DUSK is something of a progenitor, borrowing liberally from Quake, and it’s that borrowing that I want to fixate on here.

Image Credit: id Software via Steam

The first Quake is my favorite of id Software’s catalog from the 1990s. I think that’s a controversial take? Quake’s production was extremely troubled and that much is evident from the game’s art style and gameplay. Back in the day, though it was definitely acclaimed, one perceived drawback was that, after years of John Romero manically bragging about how revolutionary Quake would be, it turned out to be a simple, more graphically-impressive iteration on Doom’s design.

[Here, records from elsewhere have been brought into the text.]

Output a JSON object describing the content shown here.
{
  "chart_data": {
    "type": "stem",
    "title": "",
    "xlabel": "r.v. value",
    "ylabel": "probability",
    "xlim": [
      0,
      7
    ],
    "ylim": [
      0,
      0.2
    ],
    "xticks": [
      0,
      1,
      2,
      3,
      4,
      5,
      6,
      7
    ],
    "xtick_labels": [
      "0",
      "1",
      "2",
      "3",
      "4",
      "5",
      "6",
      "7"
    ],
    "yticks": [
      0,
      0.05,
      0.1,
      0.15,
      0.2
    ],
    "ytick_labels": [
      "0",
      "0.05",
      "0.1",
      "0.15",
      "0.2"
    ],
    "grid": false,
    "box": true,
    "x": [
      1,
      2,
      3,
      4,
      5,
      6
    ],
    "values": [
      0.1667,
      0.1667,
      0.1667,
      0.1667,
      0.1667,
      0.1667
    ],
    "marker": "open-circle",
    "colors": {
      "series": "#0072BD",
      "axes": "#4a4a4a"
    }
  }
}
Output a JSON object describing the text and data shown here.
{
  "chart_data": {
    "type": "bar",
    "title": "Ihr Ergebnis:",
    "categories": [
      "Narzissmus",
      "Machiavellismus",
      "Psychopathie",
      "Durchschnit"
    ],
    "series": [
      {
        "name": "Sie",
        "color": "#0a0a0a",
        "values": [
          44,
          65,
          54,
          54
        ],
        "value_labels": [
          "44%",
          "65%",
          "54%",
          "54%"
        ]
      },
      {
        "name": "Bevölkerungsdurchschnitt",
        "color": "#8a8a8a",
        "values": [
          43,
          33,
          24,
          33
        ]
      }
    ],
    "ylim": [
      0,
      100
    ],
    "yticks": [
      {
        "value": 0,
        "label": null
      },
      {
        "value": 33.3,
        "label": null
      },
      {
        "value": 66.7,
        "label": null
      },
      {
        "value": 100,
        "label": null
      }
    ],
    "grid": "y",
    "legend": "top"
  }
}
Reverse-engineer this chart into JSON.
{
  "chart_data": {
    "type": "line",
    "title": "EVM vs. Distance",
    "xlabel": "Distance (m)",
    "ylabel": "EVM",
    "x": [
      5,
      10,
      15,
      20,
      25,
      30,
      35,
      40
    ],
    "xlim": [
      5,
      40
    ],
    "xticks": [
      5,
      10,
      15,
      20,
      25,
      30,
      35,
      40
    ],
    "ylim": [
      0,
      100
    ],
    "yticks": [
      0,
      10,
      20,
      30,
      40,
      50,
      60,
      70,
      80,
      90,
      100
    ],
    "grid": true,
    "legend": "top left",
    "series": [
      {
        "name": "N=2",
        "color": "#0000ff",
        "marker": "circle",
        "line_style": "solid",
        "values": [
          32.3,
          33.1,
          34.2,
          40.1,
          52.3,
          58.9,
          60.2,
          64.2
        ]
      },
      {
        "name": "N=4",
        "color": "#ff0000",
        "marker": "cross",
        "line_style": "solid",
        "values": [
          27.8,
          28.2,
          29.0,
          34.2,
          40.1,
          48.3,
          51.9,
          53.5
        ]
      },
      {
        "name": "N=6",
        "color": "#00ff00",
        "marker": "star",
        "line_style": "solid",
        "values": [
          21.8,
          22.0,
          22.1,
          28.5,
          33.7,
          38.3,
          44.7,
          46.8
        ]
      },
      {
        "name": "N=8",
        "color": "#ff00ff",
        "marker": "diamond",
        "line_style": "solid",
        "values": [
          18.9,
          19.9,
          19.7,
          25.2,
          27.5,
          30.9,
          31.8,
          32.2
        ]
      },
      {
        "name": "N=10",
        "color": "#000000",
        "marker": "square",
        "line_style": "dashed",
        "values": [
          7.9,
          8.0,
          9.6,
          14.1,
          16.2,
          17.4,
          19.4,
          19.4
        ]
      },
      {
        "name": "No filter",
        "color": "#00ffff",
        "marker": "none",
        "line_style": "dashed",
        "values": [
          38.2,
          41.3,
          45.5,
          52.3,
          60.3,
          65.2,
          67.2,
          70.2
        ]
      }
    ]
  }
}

But as Chris Franklin at Errant Signal pointed out in one of his retrospectives on the game, Quake has an impeccably grungy atmosphere, and it’s that atmosphere that draws me to it. And that atmosphere is something that DUSK replicates so, so well. In fact, DUSK surpasses Quake in this regard by sheer virtue of being more confident in its own identity.

Image Credit: David Szymanski via Steam

DUSK is fast and fun and brutally challenging, but it’s also dark, grimy, and very moody. It so effectively captures the tone of gothic Appalachian horror, with cults and supernatural science haunting the backwater community it takes place in. Its level design takes steps beyond its inspiration into its own identity, melding id’s 90s grunge and thrash metal brutality with levels evocative of Lynchian horror while miraculously remaining readable and navigable.

DUSK is phenomenally atmospheric, capturing everything I loved from the original Quake while building an identity of its own on top of it. I vibed real hard with DUSK, and even as an early marker of the quakenstein trend, it’s still my favorite of the burgeoning genre.

If I had this game in high school, my edgy teenage self would have glomped right onto it and obsessed about it for years.

Having typed all this, I look forward to diving back into it all over again. It has that kind of effect.

This wishlist rec knows where you live

Steam Next Fest wraps up this morning, and one demo has commanded my attention in a way that few others have, even in other past Next Fests.

(Well, okay, the Citizen Sleeper 2 demo last Next Fest commanded my attention more, but still.)

If you’re okay being spooked by some Satan-adjacent horror, you need to try the demo for No Players Online. Now. Finish the newsletter, then open up Steam and download the demo and play it.

(Unless it’s near your bedtime and you’re worried it’ll keep you up at night. Then you might want to wait for a weekend or something. But then download the demo and play it.)

Image Credit: Beeswax Games via SuperDQP

It opens with the premise of being a long-lost multiplayer FPS alpha test devoid of player activity, as the title implies, but that rabbit hole widens rapidly beneath the player and it becomes clear that the game is about so, so much more. I don’t want to say much else out of fear of spoilers. You should play it.

It’s a bit obtuse, but it has the potential to be something very, very special.

No Players Online is planned for release on Windows PC via Steam. A demo is currently available on Steam, and you can also play the game’s spiritual predecessor of the same name on itch.io if you’re curious. Release date TBA.